O escritor, político e ativista Malte Spitz chamou a atenção internacionalmente após processar a companhia telefônica Telekom, sob a acusação de que a empresa obtinha seus dados sem autorização. Ao final, ele recebeu um relatório que comprovava o rastreamento de sua vida quase que minuto a minuto por seis meses. Desde então, Spitz denuncia o hackeamento de dados por parte do Estado e de companhias privadas, defendendo a autodeterminação dos cidadãos na era digital. Ou seja, este pensamento sustenta a criação de leis que protejam seus cidadãos, a privacidade, a liberdade de imprensa e de expressão, que precisam ir além de fronteiras nacionais.

Em maio, a convite da Fundação Heinrich Böll, Malte Spitz esteve no Brasil para participar de uma série de atividades sobre esta temática em São Paulo e no Rio de Janeiro. Em entrevista ao DWIH São Paulo, Spitz trouxe mais vertentes sobre esse assunto, realçando os progressos já alcançados, como o Regulamento Geral de Proteção de Dados (GDPR) da União Europeia e  as negociações sobre a aprovação do Marco Civil da Internet no Brasil, assim como as lacunas que ainda trazem insegurança tanto em relação à privacidade individual quanto da sociedade.

Malte Spitz durante sua visita no Brasil

Qual o papel que a digitalização desempenha atualmente em nossas vidas?
A digitalização está mudando radicalmente nossas vidas em muitos aspectos, seja em casa, no trabalho e também na ciência. Muitas pessoas se beneficiam das novas oportunidades para a comunicação e parcerias.

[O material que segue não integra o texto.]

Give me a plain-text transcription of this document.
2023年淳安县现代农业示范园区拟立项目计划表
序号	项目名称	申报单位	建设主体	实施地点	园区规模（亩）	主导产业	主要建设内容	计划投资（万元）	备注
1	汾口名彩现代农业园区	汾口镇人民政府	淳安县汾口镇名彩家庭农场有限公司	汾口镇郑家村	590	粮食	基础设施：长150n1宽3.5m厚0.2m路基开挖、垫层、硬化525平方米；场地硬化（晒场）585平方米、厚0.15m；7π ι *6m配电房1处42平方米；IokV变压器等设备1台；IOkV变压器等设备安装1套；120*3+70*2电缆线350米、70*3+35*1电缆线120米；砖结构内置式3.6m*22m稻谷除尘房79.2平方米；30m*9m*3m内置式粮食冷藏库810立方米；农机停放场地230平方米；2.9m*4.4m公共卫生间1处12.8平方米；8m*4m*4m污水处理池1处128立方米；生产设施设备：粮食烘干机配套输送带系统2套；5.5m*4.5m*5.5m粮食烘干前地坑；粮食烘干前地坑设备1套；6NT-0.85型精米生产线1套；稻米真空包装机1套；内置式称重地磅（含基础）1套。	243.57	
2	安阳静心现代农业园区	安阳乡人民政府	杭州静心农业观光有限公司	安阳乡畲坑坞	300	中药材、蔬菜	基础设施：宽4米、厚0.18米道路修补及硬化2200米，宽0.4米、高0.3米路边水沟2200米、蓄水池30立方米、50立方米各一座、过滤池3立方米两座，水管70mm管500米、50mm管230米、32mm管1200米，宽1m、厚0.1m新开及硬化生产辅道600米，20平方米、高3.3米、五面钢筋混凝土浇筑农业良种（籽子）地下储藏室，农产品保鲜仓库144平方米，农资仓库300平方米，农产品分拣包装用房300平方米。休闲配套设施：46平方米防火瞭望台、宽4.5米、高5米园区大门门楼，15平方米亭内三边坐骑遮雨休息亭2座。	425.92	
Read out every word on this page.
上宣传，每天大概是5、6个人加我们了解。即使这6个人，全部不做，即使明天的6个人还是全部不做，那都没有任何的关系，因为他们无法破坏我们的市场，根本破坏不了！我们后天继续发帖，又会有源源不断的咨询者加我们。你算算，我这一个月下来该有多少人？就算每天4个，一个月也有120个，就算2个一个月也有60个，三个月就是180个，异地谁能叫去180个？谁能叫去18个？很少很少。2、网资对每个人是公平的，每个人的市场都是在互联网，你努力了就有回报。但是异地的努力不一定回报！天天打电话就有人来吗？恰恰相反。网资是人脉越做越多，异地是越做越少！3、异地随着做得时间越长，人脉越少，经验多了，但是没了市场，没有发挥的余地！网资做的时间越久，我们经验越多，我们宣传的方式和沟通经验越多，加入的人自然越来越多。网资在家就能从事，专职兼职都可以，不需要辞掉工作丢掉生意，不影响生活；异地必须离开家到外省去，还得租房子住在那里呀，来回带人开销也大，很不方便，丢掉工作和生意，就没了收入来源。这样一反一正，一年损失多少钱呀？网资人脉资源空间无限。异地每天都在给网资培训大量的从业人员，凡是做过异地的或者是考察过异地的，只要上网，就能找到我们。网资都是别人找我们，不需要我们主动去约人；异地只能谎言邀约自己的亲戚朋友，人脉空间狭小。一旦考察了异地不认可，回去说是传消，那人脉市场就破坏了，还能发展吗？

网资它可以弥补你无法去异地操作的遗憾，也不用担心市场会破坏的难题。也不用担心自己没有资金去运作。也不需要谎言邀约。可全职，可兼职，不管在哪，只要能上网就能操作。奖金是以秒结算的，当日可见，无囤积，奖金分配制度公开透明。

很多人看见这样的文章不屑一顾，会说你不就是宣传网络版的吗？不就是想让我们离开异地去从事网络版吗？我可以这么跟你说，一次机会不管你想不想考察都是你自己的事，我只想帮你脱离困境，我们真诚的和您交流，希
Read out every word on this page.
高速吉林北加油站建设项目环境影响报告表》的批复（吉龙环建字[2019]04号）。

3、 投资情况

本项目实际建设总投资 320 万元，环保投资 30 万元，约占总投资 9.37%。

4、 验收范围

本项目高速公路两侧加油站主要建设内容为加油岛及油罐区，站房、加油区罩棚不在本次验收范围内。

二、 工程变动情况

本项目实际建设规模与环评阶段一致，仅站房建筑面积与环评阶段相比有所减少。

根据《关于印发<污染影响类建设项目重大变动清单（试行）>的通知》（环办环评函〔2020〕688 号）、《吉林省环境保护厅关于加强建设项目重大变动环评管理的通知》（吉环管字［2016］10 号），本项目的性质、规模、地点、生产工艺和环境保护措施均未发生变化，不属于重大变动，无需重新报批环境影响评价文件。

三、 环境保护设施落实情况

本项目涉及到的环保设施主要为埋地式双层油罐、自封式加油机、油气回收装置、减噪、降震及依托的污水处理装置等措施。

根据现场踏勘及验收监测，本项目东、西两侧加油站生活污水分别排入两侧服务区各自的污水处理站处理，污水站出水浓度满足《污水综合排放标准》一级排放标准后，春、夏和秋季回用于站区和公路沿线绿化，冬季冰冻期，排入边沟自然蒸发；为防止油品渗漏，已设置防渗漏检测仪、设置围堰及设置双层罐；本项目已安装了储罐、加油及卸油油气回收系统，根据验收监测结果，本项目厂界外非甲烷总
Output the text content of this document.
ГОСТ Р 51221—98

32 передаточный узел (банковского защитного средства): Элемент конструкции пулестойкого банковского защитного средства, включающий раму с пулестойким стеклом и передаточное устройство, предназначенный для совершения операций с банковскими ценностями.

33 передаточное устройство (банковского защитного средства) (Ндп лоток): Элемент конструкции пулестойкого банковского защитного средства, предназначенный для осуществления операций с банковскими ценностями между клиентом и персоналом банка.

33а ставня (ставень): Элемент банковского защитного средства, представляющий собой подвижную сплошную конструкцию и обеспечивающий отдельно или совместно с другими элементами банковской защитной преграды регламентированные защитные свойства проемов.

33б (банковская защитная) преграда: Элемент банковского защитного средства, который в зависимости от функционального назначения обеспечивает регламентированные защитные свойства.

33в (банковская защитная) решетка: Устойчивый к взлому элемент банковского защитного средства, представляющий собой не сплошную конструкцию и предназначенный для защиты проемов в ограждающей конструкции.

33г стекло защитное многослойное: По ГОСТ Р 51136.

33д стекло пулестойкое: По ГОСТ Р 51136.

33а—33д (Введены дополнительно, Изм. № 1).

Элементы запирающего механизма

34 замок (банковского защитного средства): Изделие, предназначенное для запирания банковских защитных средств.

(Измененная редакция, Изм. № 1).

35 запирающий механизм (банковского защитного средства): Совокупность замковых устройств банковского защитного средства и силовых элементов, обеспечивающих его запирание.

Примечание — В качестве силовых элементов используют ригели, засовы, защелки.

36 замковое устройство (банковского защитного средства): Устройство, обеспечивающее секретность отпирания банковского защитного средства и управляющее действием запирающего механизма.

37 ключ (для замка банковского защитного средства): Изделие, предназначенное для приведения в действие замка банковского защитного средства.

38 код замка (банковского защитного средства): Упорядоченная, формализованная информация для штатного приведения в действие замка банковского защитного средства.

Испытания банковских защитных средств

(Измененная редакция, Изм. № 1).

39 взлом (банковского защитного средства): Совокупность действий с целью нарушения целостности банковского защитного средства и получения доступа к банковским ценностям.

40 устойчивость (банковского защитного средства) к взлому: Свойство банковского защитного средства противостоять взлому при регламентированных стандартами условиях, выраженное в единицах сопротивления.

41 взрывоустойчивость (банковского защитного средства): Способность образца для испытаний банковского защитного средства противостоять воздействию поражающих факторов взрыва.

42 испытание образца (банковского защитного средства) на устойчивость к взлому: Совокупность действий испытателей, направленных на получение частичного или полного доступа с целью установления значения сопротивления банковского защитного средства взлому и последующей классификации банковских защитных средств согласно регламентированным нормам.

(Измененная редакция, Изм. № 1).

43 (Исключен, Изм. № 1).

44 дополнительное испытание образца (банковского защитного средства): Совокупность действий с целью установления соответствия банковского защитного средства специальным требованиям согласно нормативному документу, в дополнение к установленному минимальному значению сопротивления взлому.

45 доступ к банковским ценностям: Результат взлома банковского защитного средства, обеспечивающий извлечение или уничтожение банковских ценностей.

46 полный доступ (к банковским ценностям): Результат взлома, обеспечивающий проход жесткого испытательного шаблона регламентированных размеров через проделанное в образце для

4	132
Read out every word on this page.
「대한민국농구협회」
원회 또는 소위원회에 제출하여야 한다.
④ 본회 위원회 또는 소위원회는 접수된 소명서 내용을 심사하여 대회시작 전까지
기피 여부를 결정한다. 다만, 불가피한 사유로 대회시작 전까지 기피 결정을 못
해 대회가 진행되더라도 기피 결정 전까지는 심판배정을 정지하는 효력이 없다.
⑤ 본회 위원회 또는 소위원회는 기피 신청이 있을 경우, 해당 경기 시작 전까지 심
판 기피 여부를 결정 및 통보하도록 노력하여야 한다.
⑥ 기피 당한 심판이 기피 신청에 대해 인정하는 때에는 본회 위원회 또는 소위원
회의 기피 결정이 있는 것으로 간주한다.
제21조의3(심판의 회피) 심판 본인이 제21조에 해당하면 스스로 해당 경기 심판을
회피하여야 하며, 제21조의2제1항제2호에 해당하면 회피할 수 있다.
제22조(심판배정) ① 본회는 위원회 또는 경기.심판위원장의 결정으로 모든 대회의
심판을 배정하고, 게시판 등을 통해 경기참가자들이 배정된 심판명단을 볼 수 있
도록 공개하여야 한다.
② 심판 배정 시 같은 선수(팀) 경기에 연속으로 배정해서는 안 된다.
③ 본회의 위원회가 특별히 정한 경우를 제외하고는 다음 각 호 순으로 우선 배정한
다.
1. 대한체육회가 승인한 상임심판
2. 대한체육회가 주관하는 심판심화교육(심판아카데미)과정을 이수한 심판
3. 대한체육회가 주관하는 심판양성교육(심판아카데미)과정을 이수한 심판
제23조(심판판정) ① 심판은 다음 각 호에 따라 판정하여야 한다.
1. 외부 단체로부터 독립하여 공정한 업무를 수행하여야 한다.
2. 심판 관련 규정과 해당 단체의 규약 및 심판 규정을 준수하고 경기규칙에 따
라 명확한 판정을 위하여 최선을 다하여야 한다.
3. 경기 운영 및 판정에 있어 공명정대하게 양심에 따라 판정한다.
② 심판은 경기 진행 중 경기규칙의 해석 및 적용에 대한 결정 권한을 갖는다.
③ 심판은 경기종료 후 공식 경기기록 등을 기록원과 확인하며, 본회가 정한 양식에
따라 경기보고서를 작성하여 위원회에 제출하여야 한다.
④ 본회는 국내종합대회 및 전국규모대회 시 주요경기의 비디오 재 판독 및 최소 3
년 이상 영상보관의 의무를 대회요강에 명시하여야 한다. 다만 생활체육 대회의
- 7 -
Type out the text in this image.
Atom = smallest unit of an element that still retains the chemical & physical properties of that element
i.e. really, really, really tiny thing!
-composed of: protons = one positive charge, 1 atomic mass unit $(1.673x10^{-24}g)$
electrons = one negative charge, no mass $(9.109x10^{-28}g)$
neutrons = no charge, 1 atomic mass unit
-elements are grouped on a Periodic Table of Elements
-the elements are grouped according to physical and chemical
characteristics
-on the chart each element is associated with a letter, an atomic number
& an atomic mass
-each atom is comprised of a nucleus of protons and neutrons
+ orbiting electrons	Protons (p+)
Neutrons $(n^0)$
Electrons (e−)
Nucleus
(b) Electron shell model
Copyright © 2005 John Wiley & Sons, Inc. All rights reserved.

Como o mundo digital (especialmente as mídias sociais) pode influenciar nossos direitos pessoais? E como podemos lidar melhor com isso?
Atualmente, vemos grandes plataformas como o Facebook ou o YouTube reunindo uma infinidade de dados pessoais, fundindo-os com perfis abrangentes de nossos interesses e hábitos. Por outro lado, especialmente o Facebook e o Twitter não conseguem proteger nossos direitos pessoais da difamação e do discurso de ódio. Todas as principais plataformas têm em comum o esforço para obter o máximo lucro possível, sem agir, de forma determinada, contra a desinformação ou a disseminação de teorias conspiratórias. Como usuários individuais, ainda precisamos adquirir uma abordagem cultural da comunicação pública baseada na tecnologia digital. Atualmente, estamos mais focados em enxergar os abismos.

Como podemos ter uma vida normal e segura neste mundo moderno e digitalizado?
Precisamos de uma regulamentação ativa, de preferência em nível internacional para conter excessos. Os indivíduos também precisam ter mais opções para usar formas simples, como criptografia, para garantir uma melhor proteção. Precisamos de uma abordagem da digitalização focada no usuário e nós, como sociedade, precisamos definir o que vem a ser uma boa vida na era digital, não podemos deixar essa decisão para as empresas.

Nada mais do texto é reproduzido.